Un couac dans les Assises bien huilées du Transport Aérien

 

Dans le cadre des Assises nationales du transport aérien, la ministre, Mme Borne a défini des thèmes de travail dont celui de la performance environnementale des aéroports (à savoir la qualité de l'air et les gaz à effet de serre) ; ainsi, le jeudi 30 mai à Roissy, se sont retrouvés pour la seconde fois en assemblée plénière sous forme de groupe de travail, les acteurs du transport aérien, les représentants des administrations, les représentants de la DGAC, des constructeurs, de la FNAM, de l’UAF, de l'ACNUSA, d'organismes indépendants comme AIRPARIF ou l' ADEME, enfin, les représentants des associations de riverains, membres de l'Union Française Contre les Nuisances des Aéronefs (UFCNA), le tout sous la houlette d'une animatrice d'INERIS également membre de l'ACNUSA et d'un co-président du thème performance environnementale, écologue universitaire.

La réunion, comme bien souvent, a oscillé entre la présentation de mesures insignifiantes pour maîtriser l'augmentation de la pollution locale et des gaz à effet de serre dans un contexte de doublement du trafic aérien mondial d'ici 2030, le rejet des propositions des associations de riverains, et l'impossibilité d'avoir un objectif commun de réduction significative des pollutions.
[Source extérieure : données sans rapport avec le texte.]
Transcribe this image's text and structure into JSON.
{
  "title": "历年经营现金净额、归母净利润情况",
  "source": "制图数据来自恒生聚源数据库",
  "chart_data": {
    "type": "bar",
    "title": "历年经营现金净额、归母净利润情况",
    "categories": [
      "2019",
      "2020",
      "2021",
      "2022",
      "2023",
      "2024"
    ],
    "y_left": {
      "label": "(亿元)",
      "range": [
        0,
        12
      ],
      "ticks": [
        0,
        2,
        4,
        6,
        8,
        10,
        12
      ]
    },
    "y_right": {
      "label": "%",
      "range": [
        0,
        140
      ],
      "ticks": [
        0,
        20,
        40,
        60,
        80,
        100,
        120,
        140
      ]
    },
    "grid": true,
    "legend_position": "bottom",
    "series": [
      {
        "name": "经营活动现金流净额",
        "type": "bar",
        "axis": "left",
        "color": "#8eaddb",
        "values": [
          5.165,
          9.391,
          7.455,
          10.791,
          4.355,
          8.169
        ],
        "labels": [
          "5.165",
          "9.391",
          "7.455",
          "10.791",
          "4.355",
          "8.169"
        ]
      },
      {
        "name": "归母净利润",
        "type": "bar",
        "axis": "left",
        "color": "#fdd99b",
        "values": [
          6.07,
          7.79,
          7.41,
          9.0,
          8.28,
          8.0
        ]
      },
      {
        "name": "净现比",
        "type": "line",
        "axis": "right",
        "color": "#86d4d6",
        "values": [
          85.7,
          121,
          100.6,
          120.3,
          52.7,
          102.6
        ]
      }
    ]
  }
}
Le désespoir s'invitait donc une fois encore pour les populations survolées dans un groupe de travail bien décidé à enterrer avant même sa naissance, toute véritable mesure de santé publique visant à réduire les émissions du transport aérien. Mais l'animatrice, cinq minutes avant la fin des travaux, a donné la parole au représentant de l'ADEME, l' Agence de l'Environnement et de la Maîtrise de l’Energie.

Le rapport de cette agence indépendante, a provoqué un vrai séisme dans le Landerneau policé du lobby et a redonné l'espoir aux associations.

Enfin, un organisme dont l'expertise est reconnue, dont l'indépendance n'est plus à démontrer, faisait de réelles propositions pour quantifier réellement les émissions des avions !

En effet, jusqu'alors en France, la seule façon d'évaluer les émissions était de rapporter ces dites émissions en intensité (soit un volume de polluants par unité de trafic, c'est-à-dire le nombre de personnes transportées) au lieu de les fournir en valeur absolue (c'est-à-dire la juste mesure de tout ce que recrachent les avions, sans fard ni camouflage derrière des modèles mathématiques, propres à minimiser ces émissions). Le rapport n'en reste pas là : il faut réduire pour chaque aéroport les émissions en valeur absolue pour l'ensemble des vols et des phases de vol. Et le rapport conclut : il faut envisager d'ouvrir le débat sur la maîtrise du développement du trafic aérien ...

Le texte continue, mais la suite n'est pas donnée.